The Centers for Disease Control has published recommendations from the Healthcare Infection Control Practices Advisory Committee (HICPAC) and the Advisory Committee on Immunization Practices (ACIP) concerning influenza vaccination of healthcare personnel.  Their recommendations apply to healthcare personnel in all settings, ranging from acute care hospitals, nursing homes, skilled nursing facilities, physician’s offices, urgent care centers, to outpatient clinics. The definition of healthcare personnel includes “all persons, paid and unpaid, working in healthcare settings who have potential for exposure to patients and/or to infectious materials, including body substances, contaminated medical supplies and equipment, contaminated environmental surfaces, or contaminated air.  Healthcare personnel include, but are not limited to, physicians, nurses, nursing assistants, therapists, technicians, emergency medical service personnel, dental personnel, pharmacists, laboratory personnel, autopsy personnel, students and trainees, contractual personnel,  home healthcare personnel, and persons not directly involved in patient care (e.g., clerical, housekeeping, laundry, security, maintenance, billing, chaplains, and volunteers) but potentially exposed to infectious agents that can be transmitted to and from the healthcare personnel and patients.”3,4  Both HICPAC and ACIP recommend that all healthcare personnel be vaccinated annually against influenza and for a variety of diseases that may be acquired by the healthcare personnel in their work settings.5

References
1.    Anon.  Influenza vaccination coverage among health-care personnel-United States, 2010-11 influenza season.  MMWR 2011;60(32):1073-1082.

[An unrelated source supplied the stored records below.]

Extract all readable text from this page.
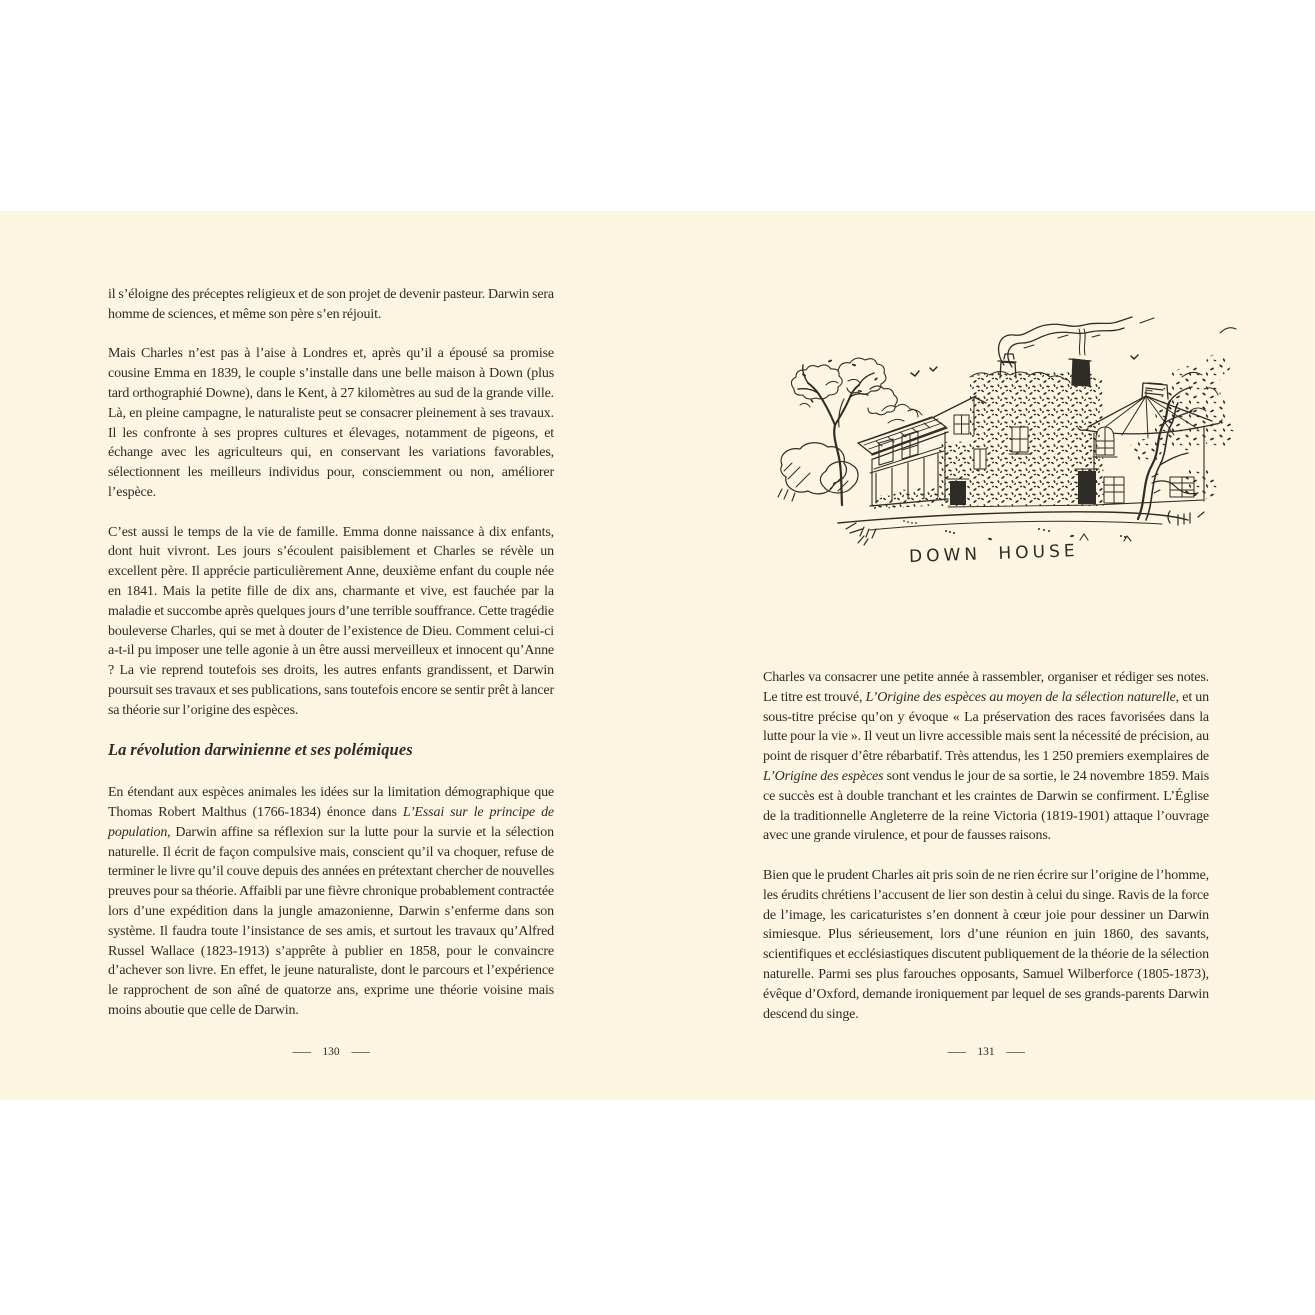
il s’éloigne des préceptes religieux et de son projet de devenir pasteur. Darwin sera homme de sciences, et même son père s’en réjouit.

Mais Charles n’est pas à l’aise à Londres et, après qu’il a épousé sa promise cousine Emma en 1839, le couple s’installe dans une belle maison à Down (plus tard orthographié Downe), dans le Kent, à 27 kilomètres au sud de la grande ville. Là, en pleine campagne, le naturaliste peut se consacrer pleinement à ses travaux. Il les confronte à ses propres cultures et élevages, notamment de pigeons, et échange avec les agriculteurs qui, en conservant les variations favorables, sélectionnent les meilleurs individus pour, consciemment ou non, améliorer l’espèce.

C’est aussi le temps de la vie de famille. Emma donne naissance à dix enfants, dont huit vivront. Les jours s’écoulent paisiblement et Charles se révèle un excellent père. Il apprécie particulièrement Anne, deuxième enfant du couple née en 1841. Mais la petite fille de dix ans, charmante et vive, est fauchée par la maladie et succombe après quelques jours d’une terrible souffrance. Cette tragédie bouleverse Charles, qui se met à douter de l’existence de Dieu. Comment celui-ci a-t-il pu imposer une telle agonie à un être aussi merveilleux et innocent qu’Anne ? La vie reprend toutefois ses droits, les autres enfants grandissent, et Darwin poursuit ses travaux et ses publications, sans toutefois encore se sentir prêt à lancer sa théorie sur l’origine des espèces.

La révolution darwinienne et ses polémiques

En étendant aux espèces animales les idées sur la limitation démographique que Thomas Robert Malthus (1766-1834) énonce dans L’Essai sur le principe de population, Darwin affine sa réflexion sur la lutte pour la survie et la sélection naturelle. Il écrit de façon compulsive mais, conscient qu’il va choquer, refuse de terminer le livre qu’il couve depuis des années en prétextant chercher de nouvelles preuves pour sa théorie. Affaibli par une fièvre chronique probablement contractée lors d’une expédition dans la jungle amazonienne, Darwin s’enferme dans son système. Il faudra toute l’insistance de ses amis, et surtout les travaux qu’Alfred Russel Wallace (1823-1913) s’apprête à publier en 1858, pour le convaincre d’achever son livre. En effet, le jeune naturaliste, dont le parcours et l’expérience le rapprochent de son aîné de quatorze ans, exprime une théorie voisine mais moins aboutie que celle de Darwin.

— 130 —
DOWN HOUSE

Charles va consacrer une petite année à rassembler, organiser et rédiger ses notes. Le titre est trouvé, L’Origine des espèces au moyen de la sélection naturelle, et un sous-titre précise qu’on y évoque « La préservation des races favorisées dans la lutte pour la vie ». Il veut un livre accessible mais sent la nécessité de précision, au point de risquer d’être rébarbatif. Très attendus, les 1 250 premiers exemplaires de L’Origine des espèces sont vendus le jour de sa sortie, le 24 novembre 1859. Mais ce succès est à double tranchant et les craintes de Darwin se confirment. L’Église de la traditionnelle Angleterre de la reine Victoria (1819-1901) attaque l’ouvrage avec une grande virulence, et pour de fausses raisons.

Bien que le prudent Charles ait pris soin de ne rien écrire sur l’origine de l’homme, les érudits chrétiens l’accusent de lier son destin à celui du singe. Ravis de la force de l’image, les caricaturistes s’en donnent à cœur joie pour dessiner un Darwin simiesque. Plus sérieusement, lors d’une réunion en juin 1860, des savants, scientifiques et ecclésiastiques discutent publiquement de la théorie de la sélection naturelle. Parmi ses plus farouches opposants, Samuel Wilberforce (1805-1873), évêque d’Oxford, demande ironiquement par lequel de ses grands-parents Darwin descend du singe.

— 131 —
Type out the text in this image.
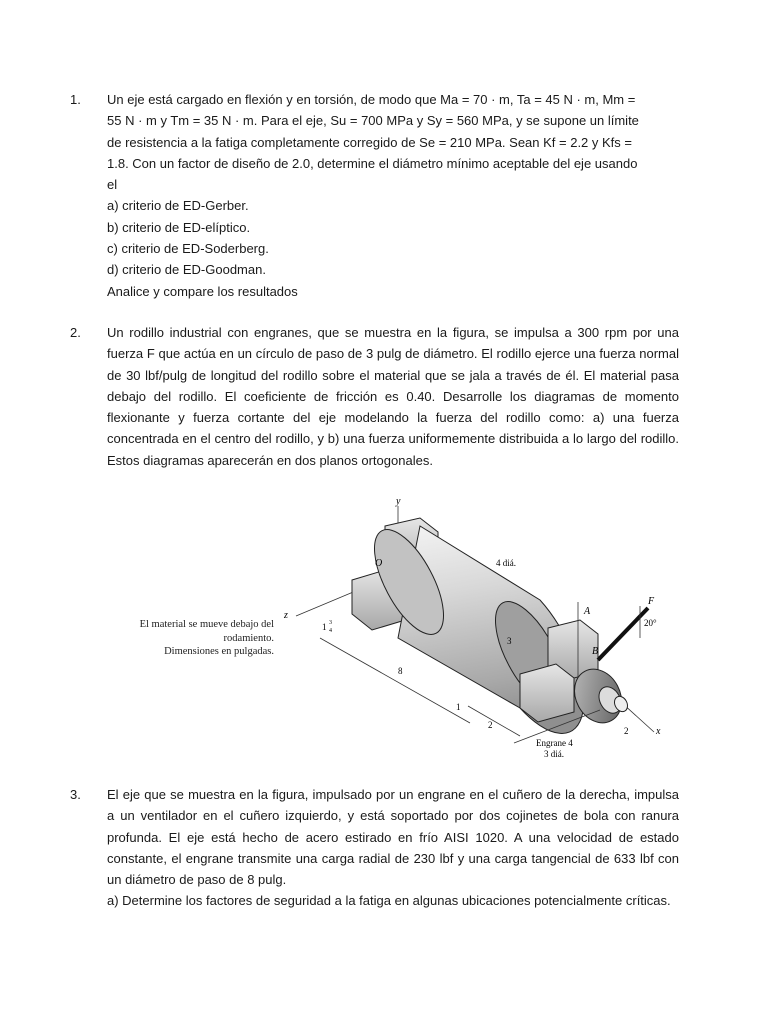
1. Un eje está cargado en flexión y en torsión, de modo que Ma = 70 · m, Ta = 45 N · m, Mm =

55 N · m y Tm = 35 N · m. Para el eje, Su = 700 MPa y Sy = 560 MPa, y se supone un límite

de resistencia a la fatiga completamente corregido de Se = 210 MPa. Sean Kf = 2.2 y Kfs =

1.8. Con un factor de diseño de 2.0, determine el diámetro mínimo aceptable del eje usando

el

a) criterio de ED-Gerber.

b) criterio de ED-elíptico.

c) criterio de ED-Soderberg.

d) criterio de ED-Goodman.

Analice y compare los resultados

2. Un rodillo industrial con engranes, que se muestra en la figura, se impulsa a 300 rpm por una fuerza F que actúa en un círculo de paso de 3 pulg de diámetro. El rodillo ejerce una fuerza normal de 30 lbf/pulg de longitud del rodillo sobre el material que se jala a través de él. El material pasa debajo del rodillo. El coeficiente de fricción es 0.40. Desarrolle los diagramas de momento flexionante y fuerza cortante del eje modelando la fuerza del rodillo como: a) una fuerza concentrada en el centro del rodillo, y b) una fuerza uniformemente distribuida a lo largo del rodillo. Estos diagramas aparecerán en dos planos ortogonales.

El material se mueve debajo del
rodamiento.
Dimensiones en pulgadas.
y
z
x
O
A
B
F
4 diá.
20°
3
8
1 3
4
1
2
2
Engrane 4
3 diá.
3. El eje que se muestra en la figura, impulsado por un engrane en el cuñero de la derecha, impulsa a un ventilador en el cuñero izquierdo, y está soportado por dos cojinetes de bola con ranura profunda. El eje está hecho de acero estirado en frío AISI 1020. A una velocidad de estado constante, el engrane transmite una carga radial de 230 lbf y una carga tangencial de 633 lbf con un diámetro de paso de 8 pulg.

a) Determine los factores de seguridad a la fatiga en algunas ubicaciones potencialmente críticas.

2.    Healthcare Personnel Vaccination Recommendations www.immunize.org/catg.d/p2017.pdf (accessed 12/9/2011)
3.    Prevention strategies for seasonal influenza in healthcare settings. www.cdc.gov/flu/professionals/infectioncontrol/healthcaresettings.htm (accessed 12/9/2011)
4.    Pearson ML, Bridges CB, Harper SA.  Influenza vaccination of healthcare personnel.  MMWR Feb 24, 2006;55(RR02):1-16.
5.    Shefer A, Atkinson W, Friedman C, et al.  Immunization of health-care personnel.  Recommendations of the Advisory Committee on Immunization Practices.  Recommendations and Reports.  MMWR November 25, 2011;60(RR07):1-45.